The section was broken down into various areas such as the economy, health care, national security, etc. and polling data and opinion pieces germane to each area were presented. One area that was included was race relations. Now, you might think that the election of the country's first African-American president would be the latest sign of the progress that the United States has made in this area. But Marc Morial--president of the National Urban League--advises us that there is Still So Far To Go:
And when you factor in the seemingly never-ending cycle of racial incidents, like the arrest in his home of Prof. Henry Louis Gates, the refusal of a Louisiana justice of the peace to issue a marriage license to an interracial couple, and the expulsion of black kids from a Philadelphia swimming pool, it is clear that there is nothing postracial about America in the year 2010. For African-Americans, especially, these are both the best of times and the worst of times.

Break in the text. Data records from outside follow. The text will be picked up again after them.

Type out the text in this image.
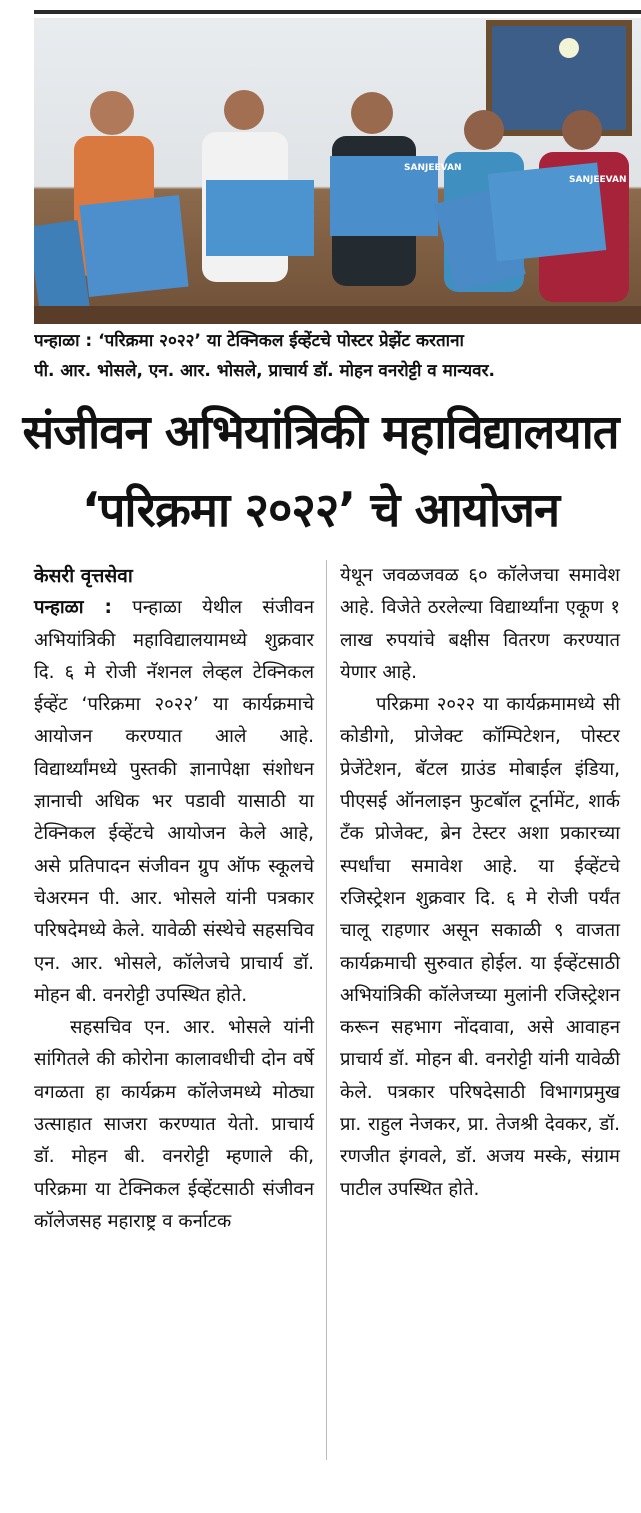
SANJEEVAN
SANJEEVAN
पन्हाळा : ‘परिक्रमा २०२२’ या टेक्निकल ईव्हेंटचे पोस्टर प्रेझेंट करताना
पी. आर. भोसले, एन. आर. भोसले, प्राचार्य डॉ. मोहन वनरोट्टी व मान्यवर.
संजीवन अभियांत्रिकी महाविद्यालयात
‘परिक्रमा २०२२’ चे आयोजन
केसरी वृत्तसेवा

पन्हाळा : पन्हाळा येथील संजीवन अभियांत्रिकी महाविद्यालयामध्ये शुक्रवार दि. ६ मे रोजी नॅशनल लेव्हल टेक्निकल ईव्हेंट ‘परिक्रमा २०२२’ या कार्यक्रमाचे आयोजन करण्यात आले आहे. विद्यार्थ्यांमध्ये पुस्तकी ज्ञानापेक्षा संशोधन ज्ञानाची अधिक भर पडावी यासाठी या टेक्निकल ईव्हेंटचे आयोजन केले आहे, असे प्रतिपादन संजीवन ग्रुप ऑफ स्कूलचे चेअरमन पी. आर. भोसले यांनी पत्रकार परिषदेमध्ये केले. यावेळी संस्थेचे सहसचिव एन. आर. भोसले, कॉलेजचे प्राचार्य डॉ. मोहन बी. वनरोट्टी उपस्थित होते.

सहसचिव एन. आर. भोसले यांनी सांगितले की कोरोना कालावधीची दोन वर्षे वगळता हा कार्यक्रम कॉलेजमध्ये मोठ्या उत्साहात साजरा करण्यात येतो. प्राचार्य डॉ. मोहन बी. वनरोट्टी म्हणाले की, परिक्रमा या टेक्निकल ईव्हेंटसाठी संजीवन कॉलेजसह महाराष्ट्र व कर्नाटक

येथून जवळजवळ ६० कॉलेजचा समावेश आहे. विजेते ठरलेल्या विद्यार्थ्यांना एकूण १ लाख रुपयांचे बक्षीस वितरण करण्यात येणार आहे.

परिक्रमा २०२२ या कार्यक्रमामध्ये सी कोडीगो, प्रोजेक्ट कॉम्पिटेशन, पोस्टर प्रेजेंटेशन, बॅटल ग्राउंड मोबाईल इंडिया, पीएसई ऑनलाइन फुटबॉल टूर्नामेंट, शार्क टँक प्रोजेक्ट, ब्रेन टेस्टर अशा प्रकारच्या स्पर्धांचा समावेश आहे. या ईव्हेंटचे रजिस्ट्रेशन शुक्रवार दि. ६ मे रोजी पर्यंत चालू राहणार असून सकाळी ९ वाजता कार्यक्रमाची सुरुवात होईल. या ईव्हेंटसाठी अभियांत्रिकी कॉलेजच्या मुलांनी रजिस्ट्रेशन करून सहभाग नोंदवावा, असे आवाहन प्राचार्य डॉ. मोहन बी. वनरोट्टी यांनी यावेळी केले. पत्रकार परिषदेसाठी विभागप्रमुख प्रा. राहुल नेजकर, प्रा. तेजश्री देवकर, डॉ. रणजीत इंगवले, डॉ. अजय मस्के, संग्राम पाटील उपस्थित होते.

While I'm sure we all appreciate a Dickens reference when we read it, I have to question whether the one that Morial chooses is really appropriate for this situation. Does he honestly believe that 2010 is in any way the worst of times for African-Americans? Worse than Jim Crow era segregation laws? Worse than public lynchings? Worse than slavery? Please.
But the doors of opportunity and inclusion have yet to be fully opened to people of color. And with our economy currently in the grips of a great recession, new immigrants of color as well as African-Americans are facing increasing racial and ethnic hostility. Hate crimes and other incidents of discrimination are rising, as is hateful rhetoric on some conservative talk shows and town-hall meetings.
Morial offers no evidence to back his assertions of increases in "racial and ethnic hostility," "hate crimes and other incidents of discrimination," and "hateful rhetoric on some conservative talk shows (gee thanks for the modifier) and town-hall meetings." He could be basing his claim that hate crimes are rising on the FBI's annual report even though those statistics have been shown to be useless for year to year comparisons. His definition of "hateful rhetoric" essentially boils down to anything said in opposition to President Obama.
You may wonder why a leader of a civil rights organization would choose to focus relentlessly on the negative during of time of unparalleled achievement by African-Americans in so many facets of American life.
It is clear that we and our partners in the civil rights movement are needed now more than ever. While it is true that we have a black president of extraordinary vision and talent, it is also true that some would still rather view him and all African-Americans through the outdated prism of assumed inferiority. And so, as much as he and we would like to announce the arrival of a postracial America, our work is not yet done.
When your livelihood depends on keeping the racial grievance pot boiling, your work will never be done.